I'll have to read that.


----------



## JonathanHunt (Dec 21, 2008)

Joshua said:


> Dr. Thomas J. Nettles, in pages 89-107 of _By His Grace and For His Glory_ does an outstanding job of defending Gill from charges that he was a _hyper-Calvinist_. If you believe that Gill was, then you should read this section before further asserting such. .



Who did assert that? I probably muddied the waters. I don't believe Dr Gill would approve of my preaching and he'd probably find me a bit Arminian. I don't personally think we can classify Dr Gill as a hyper-calvinist at all. But I don't for one moment think that he held that the gospel is really offered freely to all.
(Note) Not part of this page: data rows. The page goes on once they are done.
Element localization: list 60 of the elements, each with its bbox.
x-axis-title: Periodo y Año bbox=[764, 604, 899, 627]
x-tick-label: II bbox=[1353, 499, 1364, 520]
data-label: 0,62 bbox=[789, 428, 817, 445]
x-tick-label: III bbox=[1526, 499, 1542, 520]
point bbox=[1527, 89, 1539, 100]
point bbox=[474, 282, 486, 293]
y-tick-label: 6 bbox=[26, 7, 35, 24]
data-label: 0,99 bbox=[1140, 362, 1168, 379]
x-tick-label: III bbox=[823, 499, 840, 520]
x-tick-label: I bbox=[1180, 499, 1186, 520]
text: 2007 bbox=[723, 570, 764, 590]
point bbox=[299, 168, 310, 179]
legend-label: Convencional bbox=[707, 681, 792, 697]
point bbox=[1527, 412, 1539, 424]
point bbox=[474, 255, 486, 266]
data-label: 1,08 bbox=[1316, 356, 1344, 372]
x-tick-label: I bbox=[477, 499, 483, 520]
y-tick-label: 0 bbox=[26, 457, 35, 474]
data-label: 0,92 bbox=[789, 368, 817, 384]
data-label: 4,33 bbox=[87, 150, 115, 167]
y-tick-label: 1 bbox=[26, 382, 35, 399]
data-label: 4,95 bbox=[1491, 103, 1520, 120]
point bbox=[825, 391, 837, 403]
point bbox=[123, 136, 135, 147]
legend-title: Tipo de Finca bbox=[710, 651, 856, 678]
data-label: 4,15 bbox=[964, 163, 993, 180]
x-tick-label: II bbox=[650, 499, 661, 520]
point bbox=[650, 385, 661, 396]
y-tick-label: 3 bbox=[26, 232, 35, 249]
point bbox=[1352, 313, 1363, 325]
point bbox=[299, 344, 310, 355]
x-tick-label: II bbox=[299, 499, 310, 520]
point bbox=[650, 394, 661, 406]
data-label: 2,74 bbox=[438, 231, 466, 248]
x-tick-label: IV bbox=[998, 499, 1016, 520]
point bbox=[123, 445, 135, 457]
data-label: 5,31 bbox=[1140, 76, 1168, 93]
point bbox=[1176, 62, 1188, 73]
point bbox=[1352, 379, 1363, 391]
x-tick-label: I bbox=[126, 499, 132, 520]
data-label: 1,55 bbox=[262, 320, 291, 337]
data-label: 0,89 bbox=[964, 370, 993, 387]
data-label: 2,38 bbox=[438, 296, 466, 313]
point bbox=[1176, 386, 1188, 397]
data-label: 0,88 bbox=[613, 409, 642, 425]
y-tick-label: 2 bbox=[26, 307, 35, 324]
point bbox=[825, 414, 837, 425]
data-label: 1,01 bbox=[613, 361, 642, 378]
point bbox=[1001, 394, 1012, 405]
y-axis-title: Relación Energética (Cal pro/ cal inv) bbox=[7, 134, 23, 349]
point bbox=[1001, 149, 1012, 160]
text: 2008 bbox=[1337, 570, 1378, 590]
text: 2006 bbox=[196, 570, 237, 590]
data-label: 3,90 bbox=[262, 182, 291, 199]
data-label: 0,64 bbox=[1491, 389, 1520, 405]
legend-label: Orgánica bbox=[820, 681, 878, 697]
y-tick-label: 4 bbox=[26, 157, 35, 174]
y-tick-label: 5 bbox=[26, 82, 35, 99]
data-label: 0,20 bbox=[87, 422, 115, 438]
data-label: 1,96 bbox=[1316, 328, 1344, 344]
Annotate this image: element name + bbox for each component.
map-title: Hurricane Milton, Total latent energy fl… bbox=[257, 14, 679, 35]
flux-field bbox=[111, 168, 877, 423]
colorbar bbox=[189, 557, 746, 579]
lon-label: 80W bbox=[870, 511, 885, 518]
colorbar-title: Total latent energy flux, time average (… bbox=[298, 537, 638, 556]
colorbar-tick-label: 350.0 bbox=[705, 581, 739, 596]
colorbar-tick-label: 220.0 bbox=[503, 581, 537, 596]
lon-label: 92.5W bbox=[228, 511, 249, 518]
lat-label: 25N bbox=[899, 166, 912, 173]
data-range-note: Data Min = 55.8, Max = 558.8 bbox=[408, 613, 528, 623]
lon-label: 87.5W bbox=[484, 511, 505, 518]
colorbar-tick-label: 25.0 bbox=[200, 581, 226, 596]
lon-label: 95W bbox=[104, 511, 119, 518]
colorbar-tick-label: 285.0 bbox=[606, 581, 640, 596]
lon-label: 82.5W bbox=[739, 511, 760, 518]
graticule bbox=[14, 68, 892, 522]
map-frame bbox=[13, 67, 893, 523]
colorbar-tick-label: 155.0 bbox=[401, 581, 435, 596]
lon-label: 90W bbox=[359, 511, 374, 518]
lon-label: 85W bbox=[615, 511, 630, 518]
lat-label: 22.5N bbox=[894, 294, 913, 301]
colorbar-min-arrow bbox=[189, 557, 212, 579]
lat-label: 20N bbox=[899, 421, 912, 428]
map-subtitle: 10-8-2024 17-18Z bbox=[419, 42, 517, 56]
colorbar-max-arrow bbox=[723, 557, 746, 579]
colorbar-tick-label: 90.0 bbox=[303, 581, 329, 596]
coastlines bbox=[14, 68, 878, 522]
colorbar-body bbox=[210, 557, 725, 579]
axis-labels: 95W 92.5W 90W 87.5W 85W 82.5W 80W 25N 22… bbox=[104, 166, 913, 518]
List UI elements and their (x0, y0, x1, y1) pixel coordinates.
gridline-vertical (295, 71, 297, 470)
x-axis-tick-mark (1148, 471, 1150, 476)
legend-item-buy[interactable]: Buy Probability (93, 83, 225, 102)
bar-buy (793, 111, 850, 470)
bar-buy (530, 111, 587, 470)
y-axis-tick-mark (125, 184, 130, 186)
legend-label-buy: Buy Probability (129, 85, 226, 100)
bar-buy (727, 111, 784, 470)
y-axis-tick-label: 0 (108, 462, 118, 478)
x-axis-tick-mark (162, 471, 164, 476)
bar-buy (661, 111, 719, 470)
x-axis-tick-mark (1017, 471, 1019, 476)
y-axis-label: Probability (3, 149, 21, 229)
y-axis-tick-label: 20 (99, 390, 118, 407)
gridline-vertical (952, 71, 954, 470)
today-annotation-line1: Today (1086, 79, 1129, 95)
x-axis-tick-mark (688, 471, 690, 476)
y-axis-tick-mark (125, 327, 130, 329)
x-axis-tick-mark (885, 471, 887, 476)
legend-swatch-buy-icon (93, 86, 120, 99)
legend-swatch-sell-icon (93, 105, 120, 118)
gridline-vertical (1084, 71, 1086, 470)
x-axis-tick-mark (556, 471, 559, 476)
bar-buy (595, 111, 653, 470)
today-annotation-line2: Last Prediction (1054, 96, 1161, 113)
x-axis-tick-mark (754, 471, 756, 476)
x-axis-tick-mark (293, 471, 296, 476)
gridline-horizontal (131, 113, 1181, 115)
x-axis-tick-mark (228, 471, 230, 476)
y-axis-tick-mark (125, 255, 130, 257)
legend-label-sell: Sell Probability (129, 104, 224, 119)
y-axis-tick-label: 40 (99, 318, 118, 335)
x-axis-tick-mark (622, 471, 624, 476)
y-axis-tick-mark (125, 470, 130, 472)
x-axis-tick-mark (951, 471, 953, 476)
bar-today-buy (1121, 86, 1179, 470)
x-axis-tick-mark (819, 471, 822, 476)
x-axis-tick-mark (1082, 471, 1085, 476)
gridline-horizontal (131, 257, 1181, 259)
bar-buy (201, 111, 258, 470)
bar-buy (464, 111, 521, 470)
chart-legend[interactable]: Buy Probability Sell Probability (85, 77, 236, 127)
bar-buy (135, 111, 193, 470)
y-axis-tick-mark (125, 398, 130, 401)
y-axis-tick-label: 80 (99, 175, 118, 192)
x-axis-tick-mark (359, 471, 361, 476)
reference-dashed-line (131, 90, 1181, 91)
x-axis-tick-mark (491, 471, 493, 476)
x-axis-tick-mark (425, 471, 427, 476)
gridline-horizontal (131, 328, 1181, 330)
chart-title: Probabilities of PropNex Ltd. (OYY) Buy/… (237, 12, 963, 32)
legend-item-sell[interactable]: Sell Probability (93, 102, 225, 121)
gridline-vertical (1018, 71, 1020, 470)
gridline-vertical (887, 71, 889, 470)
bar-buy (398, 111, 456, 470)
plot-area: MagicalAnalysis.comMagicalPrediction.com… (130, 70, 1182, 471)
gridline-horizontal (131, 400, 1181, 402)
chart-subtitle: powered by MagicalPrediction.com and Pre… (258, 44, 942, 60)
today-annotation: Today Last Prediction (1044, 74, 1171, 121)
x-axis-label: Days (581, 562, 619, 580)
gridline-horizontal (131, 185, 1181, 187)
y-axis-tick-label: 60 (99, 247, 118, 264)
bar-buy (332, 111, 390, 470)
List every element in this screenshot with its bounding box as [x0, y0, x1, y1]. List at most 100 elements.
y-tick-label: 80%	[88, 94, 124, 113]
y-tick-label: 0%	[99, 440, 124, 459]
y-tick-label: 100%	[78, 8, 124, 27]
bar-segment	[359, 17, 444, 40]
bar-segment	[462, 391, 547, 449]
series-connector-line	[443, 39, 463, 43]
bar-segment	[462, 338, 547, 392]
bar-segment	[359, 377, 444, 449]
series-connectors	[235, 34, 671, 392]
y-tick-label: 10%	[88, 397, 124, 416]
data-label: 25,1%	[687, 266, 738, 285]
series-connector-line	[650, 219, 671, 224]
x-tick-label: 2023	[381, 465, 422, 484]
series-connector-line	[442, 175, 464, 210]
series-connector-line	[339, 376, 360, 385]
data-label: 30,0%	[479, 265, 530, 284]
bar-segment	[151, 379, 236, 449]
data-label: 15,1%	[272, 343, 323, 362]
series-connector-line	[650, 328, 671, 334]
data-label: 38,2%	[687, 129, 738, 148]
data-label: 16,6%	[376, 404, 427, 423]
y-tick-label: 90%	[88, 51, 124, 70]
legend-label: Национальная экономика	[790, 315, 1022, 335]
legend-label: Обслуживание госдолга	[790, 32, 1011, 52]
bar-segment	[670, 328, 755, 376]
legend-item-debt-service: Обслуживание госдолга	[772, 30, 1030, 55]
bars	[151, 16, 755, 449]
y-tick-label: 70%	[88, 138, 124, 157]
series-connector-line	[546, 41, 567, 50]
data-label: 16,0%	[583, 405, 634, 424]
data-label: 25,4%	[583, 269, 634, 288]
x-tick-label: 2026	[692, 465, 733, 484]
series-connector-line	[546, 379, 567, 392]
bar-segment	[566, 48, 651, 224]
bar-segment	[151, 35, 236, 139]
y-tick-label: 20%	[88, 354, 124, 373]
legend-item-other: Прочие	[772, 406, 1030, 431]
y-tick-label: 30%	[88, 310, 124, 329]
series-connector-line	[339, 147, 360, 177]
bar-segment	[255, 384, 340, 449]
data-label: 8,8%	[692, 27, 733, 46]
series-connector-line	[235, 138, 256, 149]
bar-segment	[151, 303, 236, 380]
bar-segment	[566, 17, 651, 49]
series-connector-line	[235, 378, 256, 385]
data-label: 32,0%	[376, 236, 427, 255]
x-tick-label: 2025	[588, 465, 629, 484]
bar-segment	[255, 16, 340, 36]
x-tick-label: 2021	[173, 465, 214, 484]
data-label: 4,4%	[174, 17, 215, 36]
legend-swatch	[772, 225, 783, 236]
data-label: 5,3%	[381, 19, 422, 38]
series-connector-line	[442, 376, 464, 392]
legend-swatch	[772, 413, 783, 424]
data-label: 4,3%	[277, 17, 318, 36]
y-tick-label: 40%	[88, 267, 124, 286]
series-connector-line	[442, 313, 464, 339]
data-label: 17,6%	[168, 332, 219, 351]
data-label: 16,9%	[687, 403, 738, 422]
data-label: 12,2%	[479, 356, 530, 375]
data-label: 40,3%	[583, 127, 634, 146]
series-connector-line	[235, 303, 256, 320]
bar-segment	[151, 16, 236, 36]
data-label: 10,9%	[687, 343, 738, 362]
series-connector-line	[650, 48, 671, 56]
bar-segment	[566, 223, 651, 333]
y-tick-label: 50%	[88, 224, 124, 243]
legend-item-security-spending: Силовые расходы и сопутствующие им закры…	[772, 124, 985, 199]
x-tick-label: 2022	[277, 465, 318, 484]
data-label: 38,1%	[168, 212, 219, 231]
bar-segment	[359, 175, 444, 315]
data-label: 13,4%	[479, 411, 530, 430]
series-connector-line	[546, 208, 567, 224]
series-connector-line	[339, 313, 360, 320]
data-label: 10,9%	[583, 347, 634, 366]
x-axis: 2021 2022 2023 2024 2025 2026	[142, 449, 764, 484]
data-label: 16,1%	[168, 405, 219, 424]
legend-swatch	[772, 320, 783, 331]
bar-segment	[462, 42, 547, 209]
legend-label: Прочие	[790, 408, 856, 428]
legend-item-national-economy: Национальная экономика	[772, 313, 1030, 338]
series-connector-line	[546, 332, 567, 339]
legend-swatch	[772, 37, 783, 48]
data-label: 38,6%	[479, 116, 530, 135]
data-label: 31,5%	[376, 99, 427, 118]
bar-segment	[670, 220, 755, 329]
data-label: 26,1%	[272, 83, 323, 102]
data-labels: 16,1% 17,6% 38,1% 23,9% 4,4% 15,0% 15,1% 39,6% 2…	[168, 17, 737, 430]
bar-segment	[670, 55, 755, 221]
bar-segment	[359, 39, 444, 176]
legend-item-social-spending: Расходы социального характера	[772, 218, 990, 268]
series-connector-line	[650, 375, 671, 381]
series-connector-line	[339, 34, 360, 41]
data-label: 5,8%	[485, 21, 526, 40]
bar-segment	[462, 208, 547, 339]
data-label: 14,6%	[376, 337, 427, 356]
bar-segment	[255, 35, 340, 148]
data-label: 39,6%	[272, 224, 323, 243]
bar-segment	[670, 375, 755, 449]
He held that the gospel is offered freely only to 'sensible sinners'.

I think that 'being a hyper-calvinist' and 'believing in a free offer of the gospel' are not neccessarily identical issues, and hence we have got our wires crossed a bit. Manley's first post said 'Gill not a hyper' - I agree. It also said 'Gill believed in free offer' - I respectfully disagree. I believe that the free offer of the gospel is a holy mystery, and that we cannot from our puny human minds reconcile the ways of God absolutely. The gospel is offered freely and yet only some are elect. Those are the facts. Some can't accept this and spend a lot of time on constructing ways to reconcile these matters. For me, I am happy to let God be God, and to accept both truths from the word of God, like Mr Spurgeon did. With Dr Gill sneering at him from the wall ;-)


----------



## Pilgrim (Dec 21, 2008)

If I recall correctly Phil Johnson has referred to Gill's views as "ultra high Calvinism" but not hyper.


----------



## ManleyBeasley (Dec 21, 2008)

JonathanHunt said:


> Joshua said:
> 
> 
> > Dr. Thomas J. Nettles, in pages 89-107 of _By His Grace and For His Glory_ does an outstanding job of defending Gill from charges that he was a _hyper-Calvinist_. If you believe that Gill was, then you should read this section before further asserting such. .
> ...



What I was referring to was the free offer of the gospel in gospel preaching. I believe Dr. Gill told to whomever he preached the gospel "repent and believe" as opposed to the semantic games the later hyper-calvinists played. Maybe I'm being simplistic but I have no problem with the belief that God *offers *the gospel to all but only *elects* some. Man is responsible to repent and believe but only will if God has elected, called, and regenerated him. Man is also responsible to only tell the truth but is also unable to do that.

Some of his theology may have influenced some to not command all who hear to repent but I don't think this is the practical application of John Gill himself. As I mentioned, he was a strong supporter of George Whitfield who certainly commanded his listeners to repent and believe.


----------



## ManleyBeasley (Dec 21, 2008)

Joshua said:


> As for 'free offer,' I certainly believe it insofar as the denotation of those terms go. But I don't equate 'free offer' with 'well-meant offer.' Of course, that's neither here nor there, since the post is about Gill and not me.



Thanks, that is what I'm trying to say.


----------